Репин - Игорь Эммануилович Грабарь
Такая перегруженность дневных и вечерних занятий была под силу только ученикам, имевшим помощь со стороны, беднякам же, как Репин, вынужденным целыми днями бегать в поисках заработка, приходилось не мало занятий пропускать. Об этом свидетельствует множество замечаний и выговоров, а также оправдательных писем учеников, сохранившихся в архиве Академии. Вот что пишет сам Репин 17 марта 1865 г. в прошении о пособии, по поводу тяжелых условий своей тогдашней жизни.

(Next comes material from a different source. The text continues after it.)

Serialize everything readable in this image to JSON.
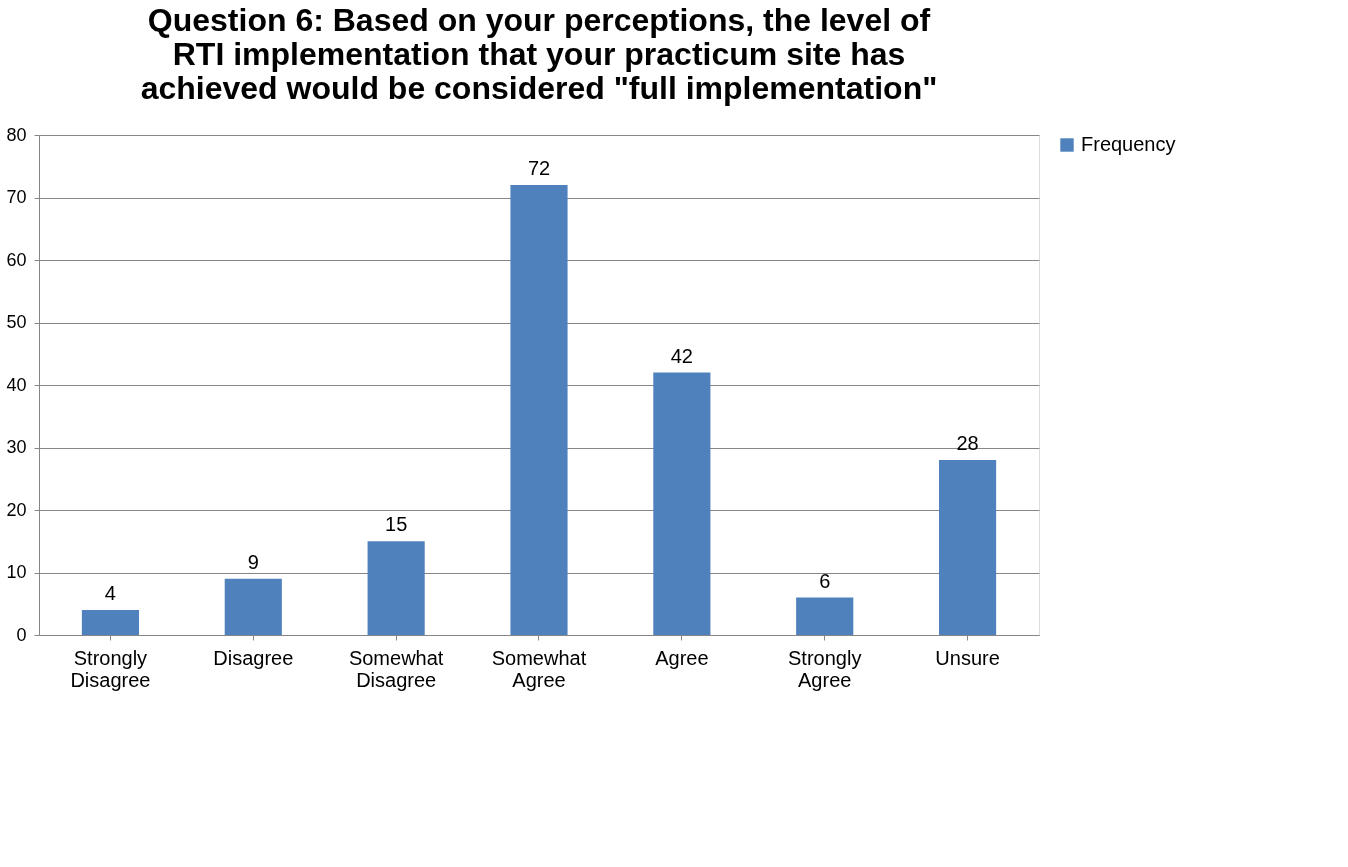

«Больших трудов мне стоило поступить в Академию, не имея в Петербурге знакомых, и в особенности когда за дорогу небольшой денежный запас мой почти истощился; но пробыв 2 месяца в рисовальной школе, я, наконец, достиг желаемого в конце января 1864 г. и ревностно начал посещать классы, лекции и лепить с антиков в скульптурном классе, хотя один бог ведает, как я существовал в это время. Долго я искал работы по мастерским иконописцев и фотографов, но тщетно. Благодаря рекомендации товарища я писал портреты за весьма малую плату. Успехи мои в классах шли быстро; получая хорошие номера за рисунки, в декабре я переведен уже в натурный класс, но по скудности средств не могу посещать этюдного класса, хотя уже исправно пишу масляными красками, и даже не имею свободного времени компановать эскизы, занимаясь мелочами для своего существования. Долго я не решался просить Академию о пособии, наконец, бедственные обстоятельства вынудили меня, и я покорнейше прошу совет Академии художеств принять участие в моем скудном положении и хотя чем-нибудь обеспечить меня на продолжение курса, обещая со своей стороны серьезные занятия искусством и наукой, которые я не перестаю продолжать. Во всяком случае я не оставлю Академии и изо всех сил буду стараться, чтобы посещать хотя бы вечерние классы, но я не ручаюсь, долго ли еще можно терпеть лишения, которые заметно ослабляют мое здоровье»{42}. Таких прошений Репин подал несколько, и о пособии и о стипендии.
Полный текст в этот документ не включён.